What are the trends to be drawn from the existing disarmament instruments and recent developments?
International disarmament efforts heavily rely on international treaties and politically binding agreements. More than 70 years after the UN Charter, the international community has adopted an impressive number of multilateral instruments on disarmament, arms control, and non-proliferation. Some, like the 1993 Chemical Weapons Convention, have become core pillars of international security. Others, such as the 2008 Convention on Cluster Munitions, offer significant protection and assistance to civilians, changing how wars are fought. States and civil society continue to propose new initiatives for international regulations of weapons and technologies.
Yet multilateral disarmament regimes face significant challenges. New technologies, increasing geopolitical tensions between major military powers, and growing multipolarity create stress on legal regimes. In certain cases, such as the Intermediate Nuclear Forces Treaty, parties have decided these agreements no longer serve their interests and have withdrawn. Despite the Chemical Weapons Convention, there have been repeated chemical weapon attacks in Syria and elsewhere.
Are there lessons regarding which elements should be in a disarmament treaty from a legal perspective? What works, what does not, and what are inherent dilemmas? And how does this fit with international humanitarian law and other regulations related to weapons?
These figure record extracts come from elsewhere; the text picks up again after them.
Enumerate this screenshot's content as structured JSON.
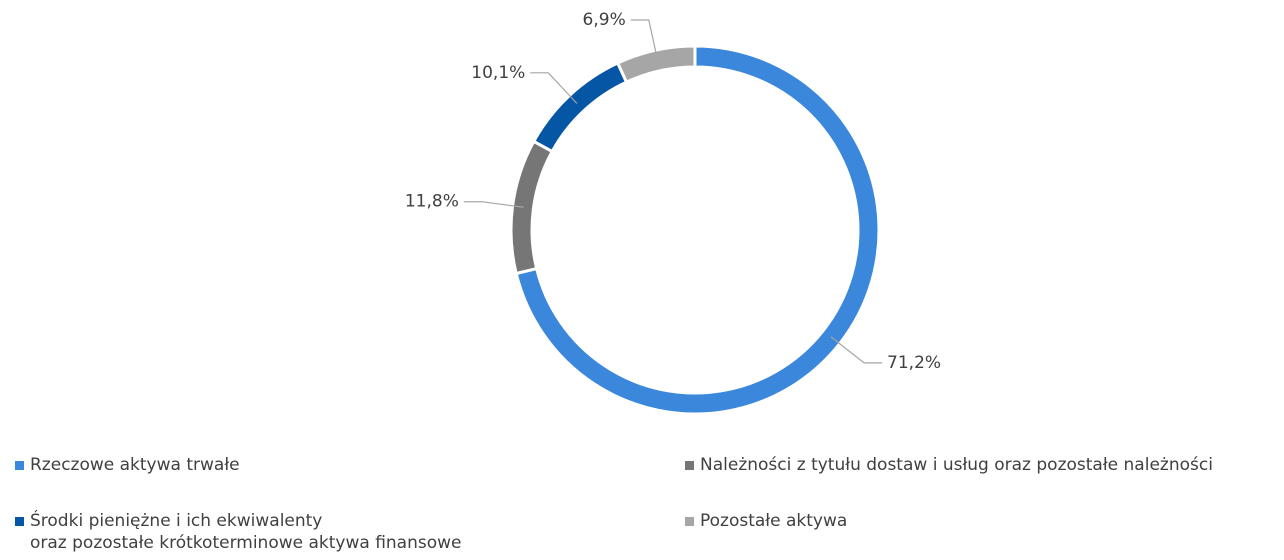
{
  "chart_data": {
    "type": "donut",
    "categories": [
      "Rzeczowe aktywa trwałe",
      "Należności z tytułu dostaw i usług oraz pozostałe należności",
      "Środki pieniężne i ich ekwiwalenty\noraz pozostałe krótkoterminowe aktywa finansowe",
      "Pozostałe aktywa"
    ],
    "values": [
      71.2,
      11.8,
      10.1,
      6.9
    ],
    "value_labels": [
      "71,2%",
      "11,8%",
      "10,1%",
      "6,9%"
    ],
    "colors": [
      "#3a87dc",
      "#767676",
      "#0656a6",
      "#a6a6a6"
    ],
    "legend": "bottom"
  }
}
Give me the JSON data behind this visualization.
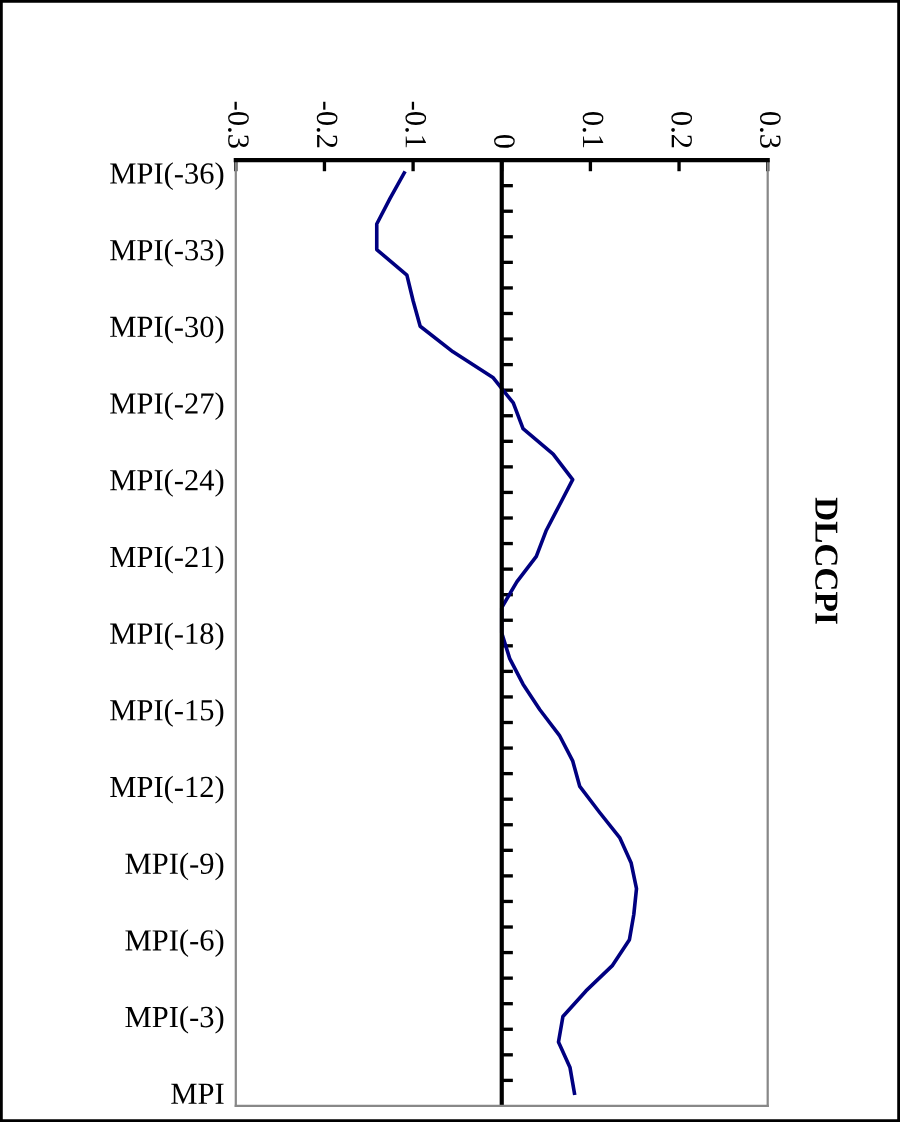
{
  "chart_data": {
    "type": "line",
    "orientation": "horizontal",
    "title": "DLCCPI",
    "categories": [
      "MPI(-36)",
      null,
      null,
      "MPI(-33)",
      null,
      null,
      "MPI(-30)",
      null,
      null,
      "MPI(-27)",
      null,
      null,
      "MPI(-24)",
      null,
      null,
      "MPI(-21)",
      null,
      null,
      "MPI(-18)",
      null,
      null,
      "MPI(-15)",
      null,
      null,
      "MPI(-12)",
      null,
      null,
      "MPI(-9)",
      null,
      null,
      "MPI(-6)",
      null,
      null,
      "MPI(-3)",
      null,
      null,
      "MPI"
    ],
    "values": [
      -0.11,
      -0.126,
      -0.141,
      -0.141,
      -0.107,
      -0.1,
      -0.092,
      -0.055,
      -0.01,
      0.013,
      0.024,
      0.058,
      0.08,
      0.065,
      0.05,
      0.039,
      0.017,
      0.0,
      0.0,
      0.009,
      0.024,
      0.043,
      0.065,
      0.08,
      0.088,
      0.11,
      0.133,
      0.146,
      0.152,
      0.149,
      0.144,
      0.125,
      0.095,
      0.069,
      0.064,
      0.077,
      0.082
    ],
    "color": "#000080",
    "xlim": [
      -0.3,
      0.3
    ],
    "xticks": [
      -0.3,
      -0.2,
      -0.1,
      0,
      0.1,
      0.2,
      0.3
    ],
    "ref_lines": [
      {
        "axis": "x",
        "value": 0,
        "color": "#000000"
      }
    ]
  }
}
On 14 January 2020, the GCSP co-organised a panel discussion with the United Nations Institute for Disarmament Research (UNIDIR) on: “International Disarmament Treaties: Trends and Lessons Learned” at the United Nations in Geneva.
At the event, the GCSP launched the Guide to International Disarmament Law and the DisarmApp. The Guide to International Disarmament Law is available through Routledge. The guide seeks to fill a gap in the existing literature. Find out more here. The DisarmApp is a web-based application that provides an interactive overview of disarmament and disarmament-related treaties and instruments as well as explains key treaty elements and definitions. This app is compatible on both mobile and desktop.
The session was moderated by Renata Dwan, (Director of UNIDIR) and commenced with an introductory remark by Ambassador Felix Baumann (Permanent Representative of Switzerland to the Conference on Disarmament). It was followed by a discussion including Andrey Belousov (Deputy Permanent Representative of the Russian Federation to the United Nations Office at Geneva; Head of the Conference on Disarmament Team), Silvia Cattaneo (Policy Advisor, Geneva International Centre for Humanitarian Demining), and the co-authors of the Guide to International Disarmament Law and the DisarmApp, Stuart Casey-Maslen (GCSP Associate Fellow) and Tobias Vestner (Head of Security and Law at the GCSP).